How about you Steve, I know you worked with them on Baghead and a few other films?
Steve Zissis: For Baghead, I was the only person that sort of memorized the script, and it was kind of a joke on set. They would refer to me to find out what was going to happen in the plot. So that just gives you an idea of to what extent they do improvise and a lot of times it’s a choose-you-own adventure type of situation, where Mark and Jay are literally guiding and creating the plot of the film, moment to moment.
It’s a bit of a rough outline?
JL: They’re all fully scripted.
Mark Kelly: It’s actually fully scripted and that saved me because I came on last, and had only a few days of preparation. So that well-written script got me in tune with my character and they basically said, ‘just dive in and prepare to suck – because good stuff will come out of that.’
Dare to suck.
JL: That’s Steve and Mark Kelly’s motto – “Dare to suck”
And the role of New Orleans, I know they have some association with Austin…
JL: They’re actually New Orleans natives – they grew up in New Orleans and went to college here.

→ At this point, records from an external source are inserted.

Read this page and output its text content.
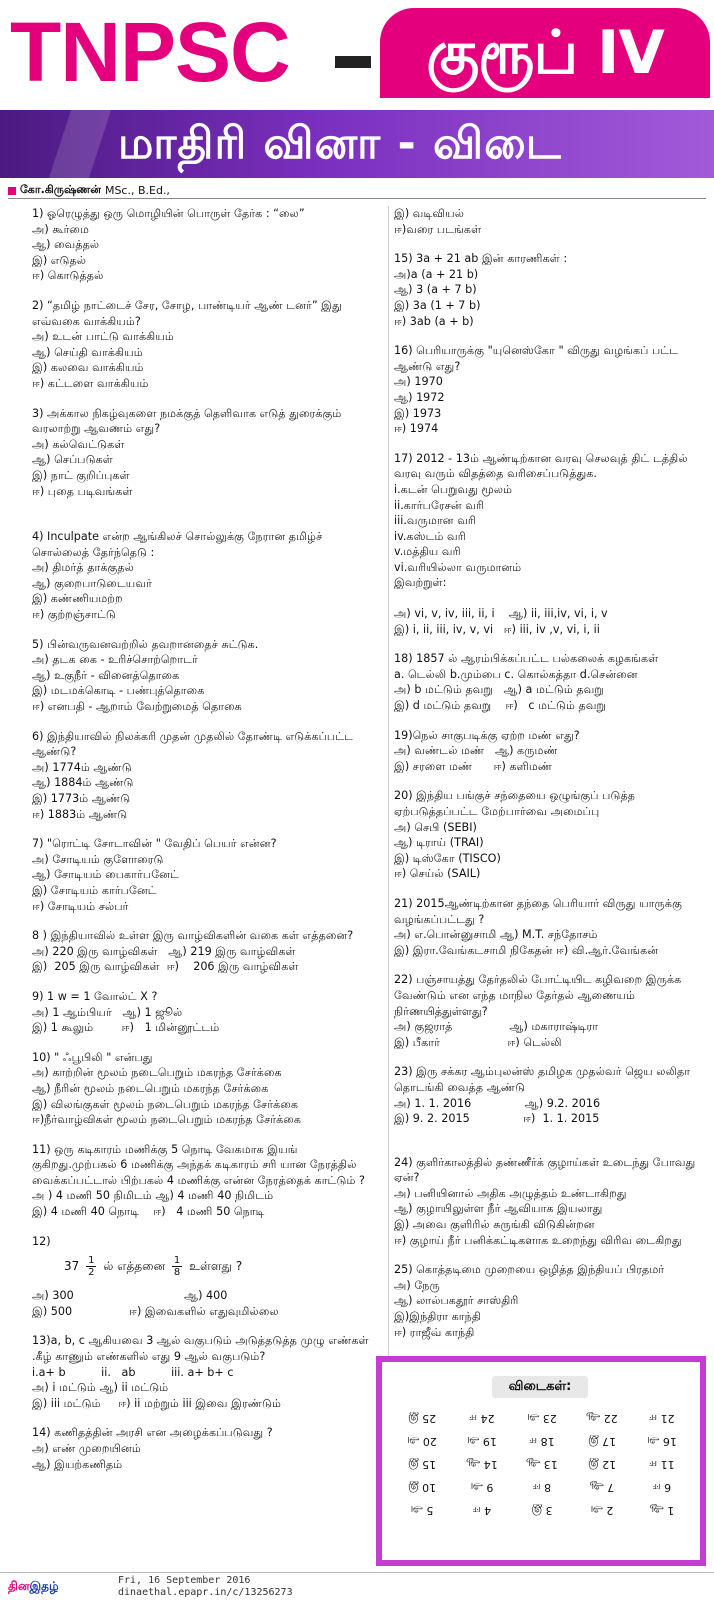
TNPSC	குரூப் IV
மாதிரி வினா - விடை
கோ.கிருஷ்ணன் MSc., B.Ed.,
1) ஓரெழுத்து ஒரு மொழியின் பொருள் தேர்க : “லை”
அ) கூர்மை
ஆ) வைத்தல்
இ) எடுதல்
ஈ) கொடுத்தல்
2) “தமிழ் நாட்டைச் சேர, சோழ, பாண்டியர் ஆண் டனர்” இது எவ்வகை வாக்கியம்?
அ) உடன் பாட்டு வாக்கியம்
ஆ) செய்தி வாக்கியம்
இ) கலவை வாக்கியம்
ஈ) கட்டளை வாக்கியம்
3) அக்கால நிகழ்வுகளை நமக்குத் தெளிவாக எடுத் துரைக்கும் வரலாற்று ஆவணம் எது?
அ) கல்வெட்டுகள்
ஆ) செப்படுகள்
இ) நாட் குறிப்புகள்
ஈ) புதை படிவங்கள்
4) Inculpate என்ற ஆங்கிலச் சொல்லுக்கு நேரான தமிழ்ச் சொல்லைத் தேர்ந்தெடு :
அ) திமர்த் தாக்குதல்
ஆ) குறைபாடுடையவர்
இ) கண்ணியமற்ற
ஈ) குற்றஞ்சாட்டு
5) பின்வருவனவற்றில் தவறானதைச் சுட்டுக.
அ) தடக கை - உரிச்சொற்றொடர்
ஆ) உகுநீர் - வினைத்தொகை
இ) மடமக்கொடி - பண்புத்தொகை
ஈ) எனபதி - ஆறாம் வேற்றுமைத் தொகை
6) இந்தியாவில் நிலக்கரி முதன் முதலில் தோண்டி எடுக்கப்பட்ட ஆண்டு?
அ) 1774ம் ஆண்டு
ஆ) 1884ம் ஆண்டு
இ) 1773ம் ஆண்டு
ஈ) 1883ம் ஆண்டு
7) "ரொட்டி சோடாவின் " வேதிப் பெயர் என்ன?
அ) சோடியம் குளோரைடு
ஆ) சோடியம் பைகார்பனேட்
இ) சோடியம் கார்பனேட்
ஈ) சோடியம் சல்பர்
8 ) இந்தியாவில் உள்ள இரு வாழ்விகளின் வகை கள் எத்தனை?
அ) 220 இரு வாழ்விகள்   ஆ) 219 இரு வாழ்விகள்
இ)  205 இரு வாழ்விகள்  ஈ)    206 இரு வாழ்விகள்
9) 1 w = 1 வோல்ட் X ?
அ) 1 ஆம்பியர்   ஆ) 1 ஜூல்
இ) 1 கூலும்        ஈ)   1 மின்னூட்டம்
10) " ஃபூபிலி " என்பது
அ) காற்றின் மூலம் நடைபெறும் மகரந்த சேர்க்கை
ஆ) நீரின் மூலம் நடைபெறும் மகரந்த சேர்க்கை
இ) விலங்குகள் மூலம் நடைபெறும் மகரந்த சேர்க்கை
ஈ)நீர்வாழ்விகள் மூலம் நடைபெறும் மகரந்த சேர்க்கை
11) ஒரு கடிகாரம் மணிக்கு 5 நொடி வேகமாக இயங் குகிறது.முற்பகல் 6 மணிக்கு அந்தக் கடிகாரம் சரி யான நேரத்தில் வைக்கப்பட்டால் பிற்பகல் 4 மணிக்கு என்ன நேரத்தைக் காட்டும் ?
அ ) 4 மணி 50 நிமிடம் ஆ) 4 மணி 40 நிமிடம்
இ) 4 மணி 40 நொடி    ஈ)   4 மணி 50 நொடி
12)
$37 \frac{1}{2}$ ல் எத்தனை $\frac{1}{8}$ உள்ளது ?
அ) 300                               ஆ) 400
இ) 500                ஈ) இவைகளில் எதுவுமில்லை
13)a, b, c ஆகியவை 3 ஆல் வகுபடும் அடுத்தடுத்த முழு எண்கள் .கீழ் காணும் எண்களில் எது 9 ஆல் வகுபடும்?
i.a+ b          ii.   ab          iii. a+ b+ c
அ) i மட்டும் ஆ) ii மட்டும்
இ) iii மட்டும்     ஈ) ii மற்றும் iii இவை இரண்டும்
14) கணிதத்தின் அரசி என அழைக்கப்படுவது ?
அ) எண் முறையினம்
ஆ) இயற்கணிதம்
இ) வடிவியல்
ஈ)வரை படங்கள்
15) 3a + 21 ab இன் காரணிகள் :
அ)a (a + 21 b)
ஆ) 3 (a + 7 b)
இ) 3a (1 + 7 b)
ஈ) 3ab (a + b)
16) பெரியாருக்கு "யுனெஸ்கோ " விருது வழங்கப் பட்ட ஆண்டு எது?
அ) 1970
ஆ) 1972
இ) 1973
ஈ) 1974
17) 2012 - 13ம் ஆண்டிற்கான வரவு செலவுத் திட் டத்தில் வரவு வரும் விதத்தை வரிசைப்படுத்துக.
i.கடன் பெறுவது மூலம்
ii.கார்பரேசன் வரி
iii.வருமான வரி
iv.கஸ்டம் வரி
v.மத்திய வரி
vi.வரியில்லா வருமானம்
இவற்றுள்:
அ) vi, v, iv, iii, ii, i    ஆ) ii, iii,iv, vi, i, v
இ) i, ii, iii, iv, v, vi   ஈ) iii, iv ,v, vi, i, ii
18) 1857 ல் ஆரம்பிக்கப்பட்ட பல்கலைக் கழகங்கள்
a. டெல்லி b.மும்பை c. கொல்கத்தா d.சென்னை
அ) b மட்டும் தவறு   ஆ) a மட்டும் தவறு
இ) d மட்டும் தவறு    ஈ)   c மட்டும் தவறு
19)நெல் சாகுபடிக்கு ஏற்ற மண் எது?
அ) வண்டல் மண்   ஆ) கருமண்
இ) சரளை மண்      ஈ) களிமண்
20) இந்திய பங்குச் சந்தையை ஒழுங்குப் படுத்த ஏற்படுத்தப்பட்ட மேற்பார்வை அமைப்பு
அ) செபி (SEBI)
ஆ) டிராய் (TRAI)
இ) டிஸ்கோ (TISCO)
ஈ) செய்ல் (SAIL)
21) 2015ஆண்டிற்கான தந்தை பெரியார் விருது யாருக்கு வழங்கப்பட்டது ?
அ) எ.பொன்னுசாமி ஆ) M.T. சந்தோசம்
இ) இரா.வேங்கடசாமி நிகேதன் ஈ) வி.ஆர்.வேங்கன்
22) பஞ்சாயத்து தேர்தலில் போட்டியிட கழிவறை இருக்க வேண்டும் என எந்த மாநில தேர்தல் ஆணையம் நிர்ணயித்துள்ளது?
அ) குஜராத்                ஆ) மகாராஷ்டிரா
இ) பீகார்                   ஈ) டெல்லி
23) இரு சக்கர ஆம்புலன்ஸ் தமிழக முதல்வர் ஜெய லலிதா தொடங்கி வைத்த ஆண்டு
அ) 1. 1. 2016               ஆ) 9.2. 2016
இ) 9. 2. 2015               ஈ)  1. 1. 2015
24) குளிர்காலத்தில் தண்ணீர்க் குழாய்கள் உடைந்து போவது ஏன்?
அ) பனியினால் அதிக அழுத்தம் உண்டாகிறது
ஆ) குழாயிலுள்ள நீர் ஆவியாக இயலாது
இ) அவை குளிரில் சுருங்கி விடுகின்றன
ஈ) குழாய் நீர் பனிக்கட்டிகளாக உறைந்து விரிவ டைகிறது
25) கொத்தடிமை முறையை ஒழித்த இந்தியப் பிரதமர்
அ) நேரு
ஆ) லால்பகதூர் சாஸ்திரி
இ)இந்திரா காந்தி
ஈ) ராஜீவ் காந்தி
விடைகள்:
1 ஆ
2 அ
3 இ
4 ஈ
5 அ
6 ஈ
7 ஆ
8 ஈ
9 அ
10 இ
11 ஈ
12 இ
13 ஆ
14 ஆ
15 இ
16 அ
17 இ
18 ஈ
19 அ
20 அ
21 ஈ
22 ஆ
23 அ
24 ஈ
25 இ
தினஇதழ்	Fri, 16 September 2016
dinaethal.epapr.in/c/13256273
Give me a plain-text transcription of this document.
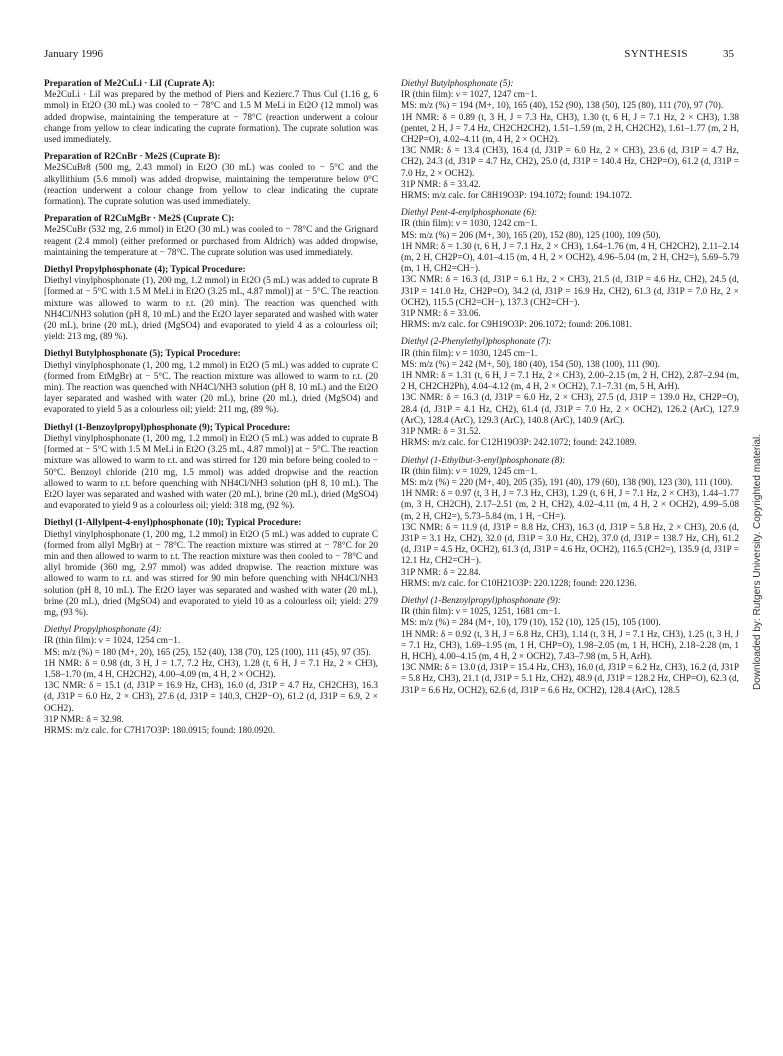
January 1996	SYNTHESIS	35

Preparation of Me2CuLi · LiI (Cuprate A):

Me2CuLi · LiI was prepared by the method of Piers and Kezierc.7 Thus CuI (1.16 g, 6 mmol) in Et2O (30 mL) was cooled to − 78°C and 1.5 M MeLi in Et2O (12 mmol) was added dropwise, maintaining the temperature at − 78°C (reaction underwent a colour change from yellow to clear indicating the cuprate formation). The cuprate solution was used immediately.

Preparation of R2CnBr · Me2S (Cuprate B):

Me2SCuBr8 (500 mg, 2.43 mmol) in Et2O (30 mL) was cooled to − 5°C and the alkyllithium (5.6 mmol) was added dropwise, maintaining the temperature below 0°C (reaction underwent a colour change from yellow to clear indicating the cuprate formation). The cuprate solution was used immediately.

Preparation of R2CuMgBr · Me2S (Cuprate C):

Me2SCuBr (532 mg, 2.6 mmol) in Et2O (30 mL) was cooled to − 78°C and the Grignard reagent (2.4 mmol) (either preformed or purchased from Aldrich) was added dropwise, maintaining the temperature at − 78°C. The cuprate solution was used immediately.

Diethyl Propylphosphonate (4); Typical Procedure:

Diethyl vinylphosphonate (1), 200 mg, 1.2 mmol) in Et2O (5 mL) was added to cuprate B [formed at − 5°C with 1.5 M MeLi in Et2O (3.25 mL, 4.87 mmol)] at − 5°C. The reaction mixture was allowed to warm to r.t. (20 min). The reaction was quenched with NH4Cl/NH3 solution (pH 8, 10 mL) and the Et2O layer separated and washed with water (20 mL), brine (20 mL), dried (MgSO4) and evaporated to yield 4 as a colourless oil; yield: 213 mg, (89 %).

Diethyl Butylphosphonate (5); Typical Procedure:

Diethyl vinylphosphonate (1, 200 mg, 1.2 mmol) in Et2O (5 mL) was added to cuprate C (formed from EtMgBr) at − 5°C. The reaction mixture was allowed to warm to r.t. (20 min). The reaction was quenched with NH4Cl/NH3 solution (pH 8, 10 mL) and the Et2O layer separated and washed with water (20 mL), brine (20 mL), dried (MgSO4) and evaporated to yield 5 as a colourless oil; yield: 211 mg, (89 %).

Diethyl (1-Benzoylpropyl)phosphonate (9); Typical Procedure:

Diethyl vinylphosphonate (1, 200 mg, 1.2 mmol) in Et2O (5 mL) was added to cuprate B [formed at − 5°C with 1.5 M MeLi in Et2O (3.25 mL, 4.87 mmol)] at − 5°C. The reaction mixture was allowed to warm to r.t. and was stirred for 120 min before being cooled to − 50°C. Benzoyl chloride (210 mg, 1.5 mmol) was added dropwise and the reaction allowed to warm to r.t. before quenching with NH4Cl/NH3 solution (pH 8, 10 mL). The Et2O layer was separated and washed with water (20 mL), brine (20 mL), dried (MgSO4) and evaporated to yield 9 as a colourless oil; yield: 318 mg, (92 %).

Diethyl (1-Allylpent-4-enyl)phosphonate (10); Typical Procedure:

Diethyl vinylphosphonate (1, 200 mg, 1.2 mmol) in Et2O (5 mL) was added to cuprate C (formed from allyl MgBr) at − 78°C. The reaction mixture was stirred at − 78°C for 20 min and then allowed to warm to r.t. The reaction mixture was then cooled to − 78°C and allyl bromide (360 mg, 2.97 mmol) was added dropwise. The reaction mixture was allowed to warm to r.t. and was stirred for 90 min before quenching with NH4Cl/NH3 solution (pH 8, 10 mL). The Et2O layer was separated and washed with water (20 mL), brine (20 mL), dried (MgSO4) and evaporated to yield 10 as a colourless oil; yield: 279 mg, (93 %).

Diethyl Propylphosphonate (4):

IR (thin film): ν = 1024, 1254 cm−1.

MS: m/z (%) = 180 (M+, 20), 165 (25), 152 (40), 138 (70), 125 (100), 111 (45), 97 (35).

1H NMR: δ = 0.98 (dt, 3 H, J = 1.7, 7.2 Hz, CH3), 1.28 (t, 6 H, J = 7.1 Hz, 2 × CH3), 1.58–1.70 (m, 4 H, CH2CH2), 4.00–4.09 (m, 4 H, 2 × OCH2).

13C NMR: δ = 15.1 (d, J31P = 16.9 Hz, CH3), 16.0 (d, J31P = 4.7 Hz, CH2CH3), 16.3 (d, J31P = 6.0 Hz, 2 × CH3), 27.6 (d, J31P = 140.3, CH2P−O), 61.2 (d, J31P = 6.9, 2 × OCH2).

31P NMR: δ = 32.98.

HRMS: m/z calc. for C7H17O3P: 180.0915; found: 180.0920.

Diethyl Butylphosphonate (5):

IR (thin film): ν = 1027, 1247 cm−1.

MS: m/z (%) = 194 (M+, 10), 165 (40), 152 (90), 138 (50), 125 (80), 111 (70), 97 (70).

1H NMR: δ = 0.89 (t, 3 H, J = 7.3 Hz, CH3), 1.30 (t, 6 H, J = 7.1 Hz, 2 × CH3), 1.38 (pentet, 2 H, J = 7.4 Hz, CH2CH2CH2), 1.51–1.59 (m, 2 H, CH2CH2), 1.61–1.77 (m, 2 H, CH2P=O), 4.02–4.11 (m, 4 H, 2 × OCH2).

13C NMR: δ = 13.4 (CH3), 16.4 (d, J31P = 6.0 Hz, 2 × CH3), 23.6 (d, J31P = 4.7 Hz, CH2), 24.3 (d, J31P = 4.7 Hz, CH2), 25.0 (d, J31P = 140.4 Hz, CH2P=O), 61.2 (d, J31P = 7.0 Hz, 2 × OCH2).

31P NMR: δ = 33.42.

HRMS: m/z calc. for C8H19O3P: 194.1072; found: 194.1072.

Diethyl Pent-4-enylphosphonate (6):

IR (thin film): ν = 1030, 1242 cm−1.

MS: m/z (%) = 206 (M+, 30), 165 (20), 152 (80), 125 (100), 109 (50).

1H NMR: δ = 1.30 (t, 6 H, J = 7.1 Hz, 2 × CH3), 1.64–1.76 (m, 4 H, CH2CH2), 2.11–2.14 (m, 2 H, CH2P=O), 4.01–4.15 (m, 4 H, 2 × OCH2), 4.96–5.04 (m, 2 H, CH2=), 5.69–5.79 (m, 1 H, CH2=CH−).

13C NMR: δ = 16.3 (d, J31P = 6.1 Hz, 2 × CH3), 21.5 (d, J31P = 4.6 Hz, CH2), 24.5 (d, J31P = 141.0 Hz, CH2P=O), 34.2 (d, J31P = 16.9 Hz, CH2), 61.3 (d, J31P = 7.0 Hz, 2 × OCH2), 115.5 (CH2=CH−), 137.3 (CH2=CH−).

31P NMR: δ = 33.06.

HRMS: m/z calc. for C9H19O3P: 206.1072; found: 206.1081.

Diethyl (2-Phenylethyl)phosphonate (7):

IR (thin film): ν = 1030, 1245 cm−1.

MS: m/z (%) = 242 (M+, 50), 180 (40), 154 (50), 138 (100), 111 (90).

1H NMR: δ = 1.31 (t, 6 H, J = 7.1 Hz, 2 × CH3), 2.00–2.15 (m, 2 H, CH2), 2.87–2.94 (m, 2 H, CH2CH2Ph), 4.04–4.12 (m, 4 H, 2 × OCH2), 7.1–7.31 (m, 5 H, ArH).

13C NMR: δ = 16.3 (d, J31P = 6.0 Hz, 2 × CH3), 27.5 (d, J31P = 139.0 Hz, CH2P=O), 28.4 (d, J31P = 4.1 Hz, CH2), 61.4 (d, J31P = 7.0 Hz, 2 × OCH2), 126.2 (ArC), 127.9 (ArC), 128.4 (ArC), 129.3 (ArC), 140.8 (ArC), 140.9 (ArC).

31P NMR: δ = 31.52.

HRMS: m/z calc. for C12H19O3P: 242.1072; found: 242.1089.

Diethyl (1-Ethylbut-3-enyl)phosphonate (8):

IR (thin film): ν = 1029, 1245 cm−1.

MS: m/z (%) = 220 (M+, 40), 205 (35), 191 (40), 179 (60), 138 (90), 123 (30), 111 (100).

1H NMR: δ = 0.97 (t, 3 H, J = 7.3 Hz, CH3), 1.29 (t, 6 H, J = 7.1 Hz, 2 × CH3), 1.44–1.77 (m, 3 H, CH2CH), 2.17–2.51 (m, 2 H, CH2), 4.02–4.11 (m, 4 H, 2 × OCH2), 4.99–5.08 (m, 2 H, CH2=), 5.73–5.84 (m, 1 H, −CH=).

13C NMR: δ = 11.9 (d, J31P = 8.8 Hz, CH3), 16.3 (d, J31P = 5.8 Hz, 2 × CH3), 20.6 (d, J31P = 3.1 Hz, CH2), 32.0 (d, J31P = 3.0 Hz, CH2), 37.0 (d, J31P = 138.7 Hz, CH), 61.2 (d, J31P = 4.5 Hz, OCH2), 61.3 (d, J31P = 4.6 Hz, OCH2), 116.5 (CH2=), 135.9 (d, J31P = 12.1 Hz, CH2=CH−).

31P NMR: δ = 22.84.

HRMS: m/z calc. for C10H21O3P: 220.1228; found: 220.1236.

Diethyl (1-Benzoylpropyl)phosphonate (9):

IR (thin film): ν = 1025, 1251, 1681 cm−1.

MS: m/z (%) = 284 (M+, 10), 179 (10), 152 (10), 125 (15), 105 (100).

1H NMR: δ = 0.92 (t, 3 H, J = 6.8 Hz, CH3), 1.14 (t, 3 H, J = 7.1 Hz, CH3), 1.25 (t, 3 H, J = 7.1 Hz, CH3), 1.69–1.95 (m, 1 H, CHP=O), 1.98–2.05 (m, 1 H, HCH), 2.18–2.28 (m, 1 H, HCH), 4.00–4.15 (m, 4 H, 2 × OCH2), 7.43–7.98 (m, 5 H, ArH).

13C NMR: δ = 13.0 (d, J31P = 15.4 Hz, CH3), 16.0 (d, J31P = 6.2 Hz, CH3), 16.2 (d, J31P = 5.8 Hz, CH3), 21.1 (d, J31P = 5.1 Hz, CH2), 48.9 (d, J31P = 128.2 Hz, CHP=O), 62.3 (d, J31P = 6.6 Hz, OCH2), 62.6 (d, J31P = 6.6 Hz, OCH2), 128.4 (ArC), 128.5

Downloaded by: Rutgers University. Copyrighted material.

So they view both Austin and New Orleans as their mutual hometowns and Steve went to high school with them in New Orleans.
SZ: Yes, it was a very strict Jesuit high school – which is probably why we became artists.
Steve – you said you knew the folks this was based on – these guys that had this competition?
SZ: I think it was an event that took place in high school – they are real brothers, they haven’t seen the movie yet, but they’re anticipating it with great excitement and I hear they’re getting into shape.
Do they still do this – this is one of the enduring things about the Duplass Brothers is their characters physically mature but still hold on to certain things and compulsions.
SZ: I feel like this “biopic” we’ve created has reinvigorated the challenge – I think Do-Deca with the real brothers will reemerge.
JL: That’d be awesome.
It’s been four years in the making…
JL: It’s probably the first movie I’ve had that I’ve had one of the bigger roles, and it spoiled me for a while – it was so special – it was a real magical experience where everyone jelled together so well, the lines were a bit blurred between what was the movie family and what was on screen.
MK: I triple-second that – like the Olympics, the shooting and making of Do-Deca occurs every four years, it was like sort of Los Angeles 84 and when it comes it’s like Seoul 88. And we’re all Greg Louganis and we’re going to make that dive into the movie world.
Four years later – right before they got spoiled with studio money, this is like the lost indie that’s surfaced.
JL: Yeah, it’s vintage Duplass.
The Do-Deca-Pentathlon is now playing in select cities and it is also screening in special engagements via TUGG and available nation-wide on demand.